Clark le toisa d'un oeil perplexe, l'air toujours aussi sombre.
— Je ne crois pas que tu réalises l'ampleur de la situation. J'ai délibérément empêché mon père de guérir et...
— Ce qui ne constitue pas vraiment un meurtre, l'interrompit Rowan. Ce n'est pas de ta faute s'il est tombé malade. Les médecins n'ont pas tenté de lui administrer d'autres remèdes ?
— Si, mais aucun autre que celui qu'ils pensaient lui donner n'était efficace contre la maladie. Je l'ai privé de son seul moyen de guérison.
Même en essayant de réunir toute la minuscule compassion qu'aurait pu lui inspirer Arthur, le loup ne voyait pas où était le mal. S'il avait été question de n'importe quelle autre personne que l'ancien Grand Alpha, Rowan aurait bien sûr condamné les actes de Clark.
Cependant, il avait trop rêvé de voir Arthur mort pour en vouloir à son ami. Il regrettait simplement de ne pas lui avoir réglé son compte lui-même.
— Tu as agi pour le bien de tout le monde, certifia Rowan en retrouvant pleinement son sérieux. Ton père commençait à s'en prendre à Marcus, tu sais très bien que nous n'aurions pas pu continuer comme ça.
Malgré tous ses efforts pour protéger son fils, Clark aurait fini par ne plus avoir aucun contrôle sur les actes d'Arthur. Vivre sous le même toit que lui rendait la situation impossible.
— Mais cela fait quand même de moi un criminel. Je ne suis pas sûr que ce soit tellement mieux pour Marcus...
Rowan se retint de lever les yeux au ciel. Peu importe tout le mal qu'avait causé Arthur, Clark ne pouvait s'empêcher de s'en vouloir. Cela se comprenait, or il n'était pas question qu'il se laisse ronger par la culpabilité.
— Tu as fait ce qu'il fallait, répéta-t-il. Même si c'est peut-être bizarre de dire ça dans ces circonstances, je suis fier de toi.
Si quelqu'un les avait entendus parler ainsi, ils seraient certainement passés pour des fous.
— Arthur ne causera plus jamais de mal à personne et en plus de ça, la Terre des Loups a gagné son meilleur Grand Alpha depuis longtemps.
Le concerné esquissa un sourire peu convaincu.
— Je n'en suis pas aussi sûr que toi. J'ai beau avoir été préparé à ça toute ma vie, j'ai l'impression d'être complètement dépassé.
Rowan prit alors conscience de tous les chamboulements que vivait Clark. Il devait gérer les inévitables pensées sombres liées au quasi meurtre de son père, tout en assurant son nouveau rôle de loup le plus éminent du monde.
Et pendant ce temps-là, Rowan avait commis la pire des trahisons.
— Tu y arriveras, assura-t-il.

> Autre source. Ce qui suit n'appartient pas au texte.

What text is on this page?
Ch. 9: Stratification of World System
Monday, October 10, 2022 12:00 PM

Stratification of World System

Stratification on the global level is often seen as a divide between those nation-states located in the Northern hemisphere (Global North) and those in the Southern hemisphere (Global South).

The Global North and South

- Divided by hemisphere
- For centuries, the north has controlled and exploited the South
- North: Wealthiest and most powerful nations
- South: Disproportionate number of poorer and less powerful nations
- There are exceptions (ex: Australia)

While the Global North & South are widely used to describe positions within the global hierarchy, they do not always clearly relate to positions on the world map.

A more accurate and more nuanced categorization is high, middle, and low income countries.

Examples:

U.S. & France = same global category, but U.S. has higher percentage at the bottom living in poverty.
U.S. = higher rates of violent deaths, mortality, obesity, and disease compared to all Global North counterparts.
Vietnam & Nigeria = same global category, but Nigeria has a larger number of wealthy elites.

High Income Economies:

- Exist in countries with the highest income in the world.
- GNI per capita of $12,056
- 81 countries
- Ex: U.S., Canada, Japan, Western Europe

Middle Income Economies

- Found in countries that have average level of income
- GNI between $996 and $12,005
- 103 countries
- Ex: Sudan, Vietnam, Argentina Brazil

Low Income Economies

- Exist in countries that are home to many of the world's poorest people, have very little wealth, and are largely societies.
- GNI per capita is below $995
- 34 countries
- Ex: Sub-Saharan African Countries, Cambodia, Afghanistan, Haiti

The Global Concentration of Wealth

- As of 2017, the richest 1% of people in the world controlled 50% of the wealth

Dans cinq cents ans, le roi des vampires répétera à tout le monde que ton règne a été le plus remarquable qu'il ait jamais connu.
Son ami rit doucement, sans avoir l'air d'en croire un traître mot.
— Tu m'aideras à ne pas devenir fou ? demanda-t-il avec un léger sourire, qui cachait mal son inquiétude. Je n'ai pas encore vécu de transformation avec mon nouveau pouvoir et... Je t'avoue que ça me fait un peu peur.
Rowan se rappela avoir été terrifié par ses premières transformations. À l'époque, ses parents, ainsi que Clark et Mina avaient tout fait pour le rassurer. Essaye de te vider la tête et de te concentrer sur quelque chose que tu aimes, lui avait dit la femme d'Arthur, moins de six mois avant sa mort. Tout se passera bien.
C'était dorénavant à son tour d'être présent pour Clark dans cette période si particulière de sa vie.
— Ça ira, affirma-t-il. Quoi qu'il se passe, tu m'auras toujours.
Et tant pis si pour cela, il devait abandonner tout le reste.